Key results included…

• Experiment A: 11/2 recipients were infected, 5 by aerosol alone
• Experiment B: 6/12 infected, 1 by aerosol alone
• Experiment C: 5/12 infected, 4/5 in the restrained recipients
• 12/18 (67%) control recipients (could be infected by any route) were infected versus 10/18 (56%) restrained recipients
  • infected recipients were symptomatic and shed virus for ≥ 1 day 
• Experiment D: no infections, but 5/8 donor hands yielded culturable RV-A16 virus, while none of the recipient’s hands did
• No sentinel recipients became symptomatic

The authors concluded…

• Aerosol transmission was the most important mechanism of natural spread of RV in adults in this study.
• Aerosol transmission was nearly as efficient as transmission by combined aerosol/direct contact/indirect contact.
• The RV-A16 load declined rapidly to near zero during the journey between the donor and the recipient’s nose.
• Virus shedding in a recipient was usually first detected 3 days after proximity to the donor.

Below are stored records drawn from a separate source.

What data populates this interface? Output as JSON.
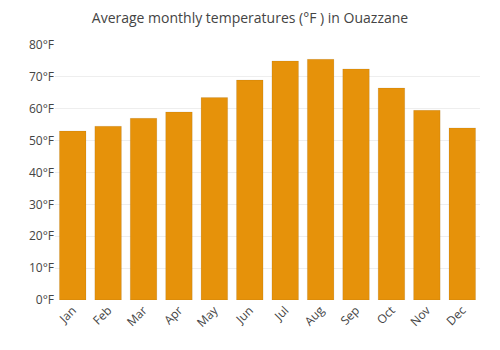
{
  "chart_data": {
    "type": "bar",
    "title": "Average monthly temperatures (°F ) in Ouazzane",
    "categories": [
      "Jan",
      "Feb",
      "Mar",
      "Apr",
      "May",
      "Jun",
      "Jul",
      "Aug",
      "Sep",
      "Oct",
      "Nov",
      "Dec"
    ],
    "values": [
      53.0,
      54.5,
      57.0,
      59.0,
      63.5,
      69.0,
      75.0,
      75.5,
      72.5,
      66.5,
      59.5,
      54.0
    ],
    "color": "#E6920A",
    "ylim": [
      0,
      80
    ],
    "yticks": [
      {
        "value": 0,
        "label": "0°F"
      },
      {
        "value": 10,
        "label": "10°F"
      },
      {
        "value": 20,
        "label": "20°F"
      },
      {
        "value": 30,
        "label": "30°F"
      },
      {
        "value": 40,
        "label": "40°F"
      },
      {
        "value": 50,
        "label": "50°F"
      },
      {
        "value": 60,
        "label": "60°F"
      },
      {
        "value": 70,
        "label": "70°F"
      },
      {
        "value": 80,
        "label": "80°F"
      }
    ],
    "grid": true
  }
}
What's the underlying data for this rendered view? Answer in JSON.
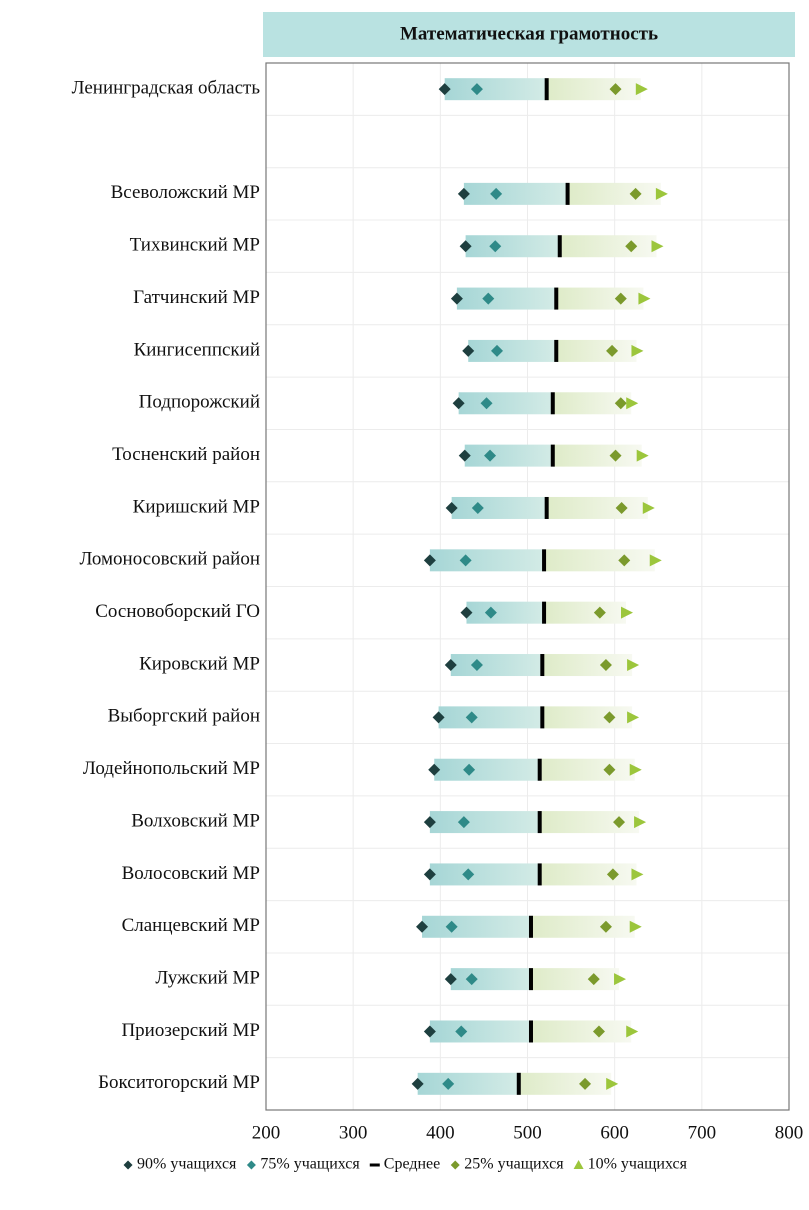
{
  "chart_data": {
    "type": "percentile-dot",
    "title": "Математическая грамотность",
    "categories": [
      "Ленинградская область",
      null,
      "Всеволожский  МР",
      "Тихвинский МР",
      "Гатчинский МР",
      "Кингисеппский",
      "Подпорожский",
      "Тосненский район",
      "Киришский МР",
      "Ломоносовский район",
      "Сосновоборский ГО",
      "Кировский МР",
      "Выборгский район",
      "Лодейнопольский МР",
      "Волховский МР",
      "Волосовский МР",
      "Сланцевский МР",
      "Лужский МР",
      "Приозерский МР",
      "Бокситогорский МР"
    ],
    "series": [
      {
        "name": "90% учащихся",
        "color": "#1e3f3f",
        "marker": "diamond",
        "values": [
          405,
          null,
          427,
          429,
          419,
          432,
          421,
          428,
          413,
          388,
          430,
          412,
          398,
          393,
          388,
          388,
          379,
          412,
          388,
          374
        ]
      },
      {
        "name": "75% учащихся",
        "color": "#2f8a88",
        "marker": "diamond",
        "values": [
          442,
          null,
          464,
          463,
          455,
          465,
          453,
          457,
          443,
          429,
          458,
          442,
          436,
          433,
          427,
          432,
          413,
          436,
          424,
          409
        ]
      },
      {
        "name": "Среднее",
        "color": "#000000",
        "marker": "dash",
        "values": [
          522,
          null,
          546,
          537,
          533,
          533,
          529,
          529,
          522,
          519,
          519,
          517,
          517,
          514,
          514,
          514,
          504,
          504,
          504,
          490
        ]
      },
      {
        "name": "25% учащихся",
        "color": "#7b9a2c",
        "marker": "diamond",
        "values": [
          601,
          null,
          624,
          619,
          607,
          597,
          607,
          601,
          608,
          611,
          583,
          590,
          594,
          594,
          605,
          598,
          590,
          576,
          582,
          566
        ]
      },
      {
        "name": "10% учащихся",
        "color": "#9cc63c",
        "marker": "triangle",
        "values": [
          630,
          null,
          653,
          648,
          633,
          625,
          619,
          631,
          638,
          646,
          613,
          620,
          620,
          623,
          628,
          625,
          623,
          605,
          619,
          596
        ]
      }
    ],
    "xlim": [
      200,
      800
    ],
    "xticks": [
      200,
      300,
      400,
      500,
      600,
      700,
      800
    ],
    "grid": true,
    "legend": "bottom"
  }
}
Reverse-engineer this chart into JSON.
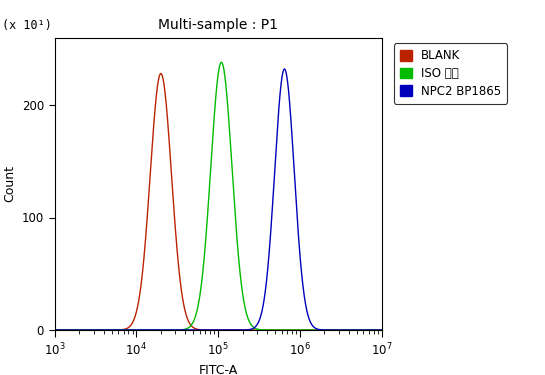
{
  "title": "Multi-sample : P1",
  "xlabel": "FITC-A",
  "ylabel": "Count",
  "ylabel_multiplier": "(x 10¹)",
  "xlim": [
    1000.0,
    10000000.0
  ],
  "ylim": [
    0,
    260
  ],
  "yticks": [
    0,
    100,
    200
  ],
  "curves": [
    {
      "label": "BLANK",
      "color": "#bb2200",
      "peak_x": 20000.0,
      "sigma": 0.13,
      "peak_y": 228
    },
    {
      "label": "ISO 多抗",
      "color": "#00bb00",
      "peak_x": 110000.0,
      "sigma": 0.13,
      "peak_y": 238
    },
    {
      "label": "NPC2 BP1865",
      "color": "#0000bb",
      "peak_x": 650000.0,
      "sigma": 0.12,
      "peak_y": 232
    }
  ],
  "background_color": "#ffffff",
  "title_fontsize": 10,
  "axis_fontsize": 9,
  "tick_fontsize": 8.5,
  "legend_fontsize": 8.5
}
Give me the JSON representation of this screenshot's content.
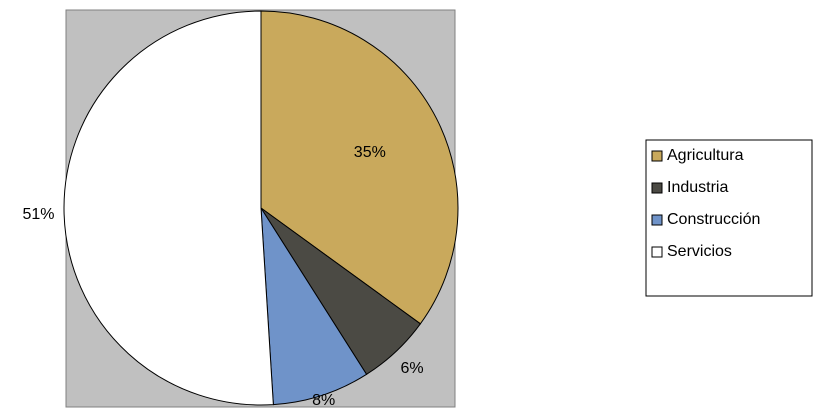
{
  "chart_data": {
    "type": "pie",
    "categories": [
      "Agricultura",
      "Industria",
      "Construcción",
      "Servicios"
    ],
    "values": [
      35,
      6,
      8,
      51
    ],
    "value_labels": [
      "35%",
      "6%",
      "8%",
      "51%"
    ],
    "colors": [
      "#c9a95c",
      "#4b4a44",
      "#6f93c9",
      "#ffffff"
    ],
    "legend": "right"
  }
}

The authors raised some interesting points…

• Some previous studies defining that RV transmission was primarily due to fomite and droplet contact may have failed to detect a small and large aerosol modality because recipient exposure was too short or to a too small a viral inoculum.
• In a previous study by these authors, the donor had to have a mild to moderate URTI, in which they shed ≥10³ TCID₅₀/mL, before transmission reached the desired endpoint.
• Brief, casual exposures to an infected RV case infrequently result in adequate transmission as measured by the occurrence of a symptomatic episode.
•  Exposure by direct inoculation with fresh nasal secretions is practically unlikely.

Further reading and references…

1. Safety testing of RV preparations.
   D’Alessio et al. J Infect Dis. 1976;133:28-36.

*Imported Post

1. This post from 29NOV2013 was posted over on my old blog platform virologydownunder.blogspot.com.au. It has now been moved here with light editing to improve format, grammar and typos.